On that note, let me leave you with this quote that I read today from the ladies at Titus 2 Talk. They are a group of Christian ladies out of the UK and while they don't post often, when they do, it's gems like this one. Join me in thanking God for Mrs. Spurgeon and her call out to us all...
When my soul is tossed on the rough waves of the troubled sea of this life, if I can but cast out the anchor of hope into the depths of God's blessed will, it holds fast at once and the winds and the waves are rebuked...

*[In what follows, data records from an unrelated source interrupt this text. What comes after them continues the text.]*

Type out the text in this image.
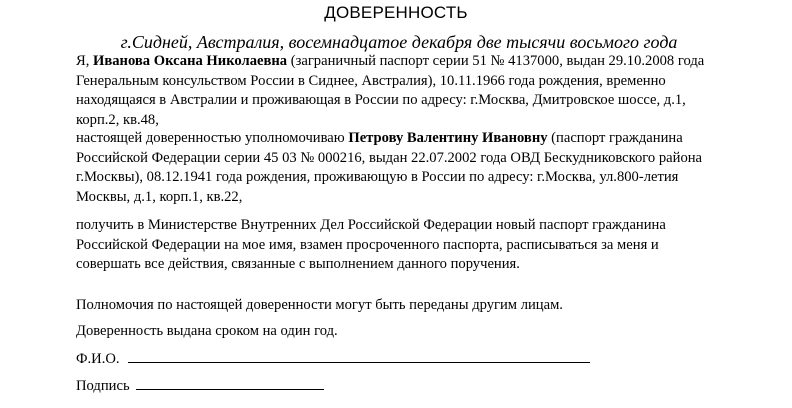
ДОВЕРЕННОСТЬ
г.Сидней, Австралия, восемнадцатое декабря две тысячи восьмого года

Я, Иванова Оксана Николаевна (заграничный паспорт серии 51 № 4137000, выдан 29.10.2008 года Генеральным консульством России в Сиднее, Австралия), 10.11.1966 года рождения, временно находящаяся в Австралии и проживающая в России по адресу: г.Москва, Дмитровское шоссе, д.1, корп.2, кв.48,

настоящей доверенностью уполномочиваю Петрову Валентину Ивановну (паспорт гражданина Российской Федерации серии 45 03 № 000216, выдан 22.07.2002 года ОВД Бескудниковского района г.Москвы), 08.12.1941 года рождения, проживающую в России по адресу: г.Москва, ул.800-летия Москвы, д.1, корп.1, кв.22,

получить в Министерстве Внутренних Дел Российской Федерации новый паспорт гражданина Российской Федерации на мое имя, взамен просроченного паспорта, расписываться за меня и совершать все действия, связанные с выполнением данного поручения.

Полномочия по настоящей доверенности могут быть переданы другим лицам.

Доверенность выдана сроком на один год.

Ф.И.О.
Подпись
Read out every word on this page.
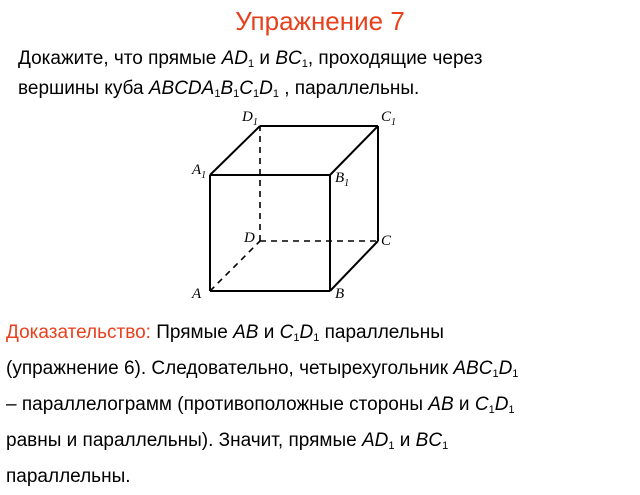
Упражнение 7
Докажите, что прямые $AD_1$ и $BC_1$, проходящие через
вершины куба $ABCDA_1B_1C_1D_1$ , параллельны.
$D_1$	$C_1$
$A_1$	$B_1$
D	C
A	B
Доказательство: Прямые AB и $C_1D_1$ параллельны
(упражнение 6). Следовательно, четырехугольник $ABC_1D_1$
– параллелограмм (противоположные стороны AB и $C_1D_1$
равны и параллельны). Значит, прямые $AD_1$ и $BC_1$
параллельны.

God's plans and purposes for me, and for you, dear reader, were all made and determined on from the beginning; and as they are worked out day by day in our lives, how wise should we be if, with joyful certainty, we accepted each unfolding of his will as a proof of his faithfulness and love! When once I, as a believer, can say from my heart, 'This is the will of God concerning me', it matters not what the 'this' is - whether it be a small domestic worry, or the severance of the dearest earthly ties - the fact that it is his most blessed will, takes all the fierce sting out of the trouble, and leaves it powerless to hurt or hinder the peace of my soul.
~ Susannah Spurgeon in Free Grace and Dying Love

2 comments:

WashburnWife said...

Hi Kim! I just wanted to tell you what a blessing your blog is to me! It never fails that whenever I go on and read it, I am presented with something that God wanted me to see today! You are an amazingly Godly woman and I admire your insight and any direction that you may give to those of us that so desperately need it!

Your Sister In Christ

eileen mom nana said...

God is watching.. so, cake will be beautiful; recovery, speedy; trip, amazing time with family we see infrequently.. love abundant!!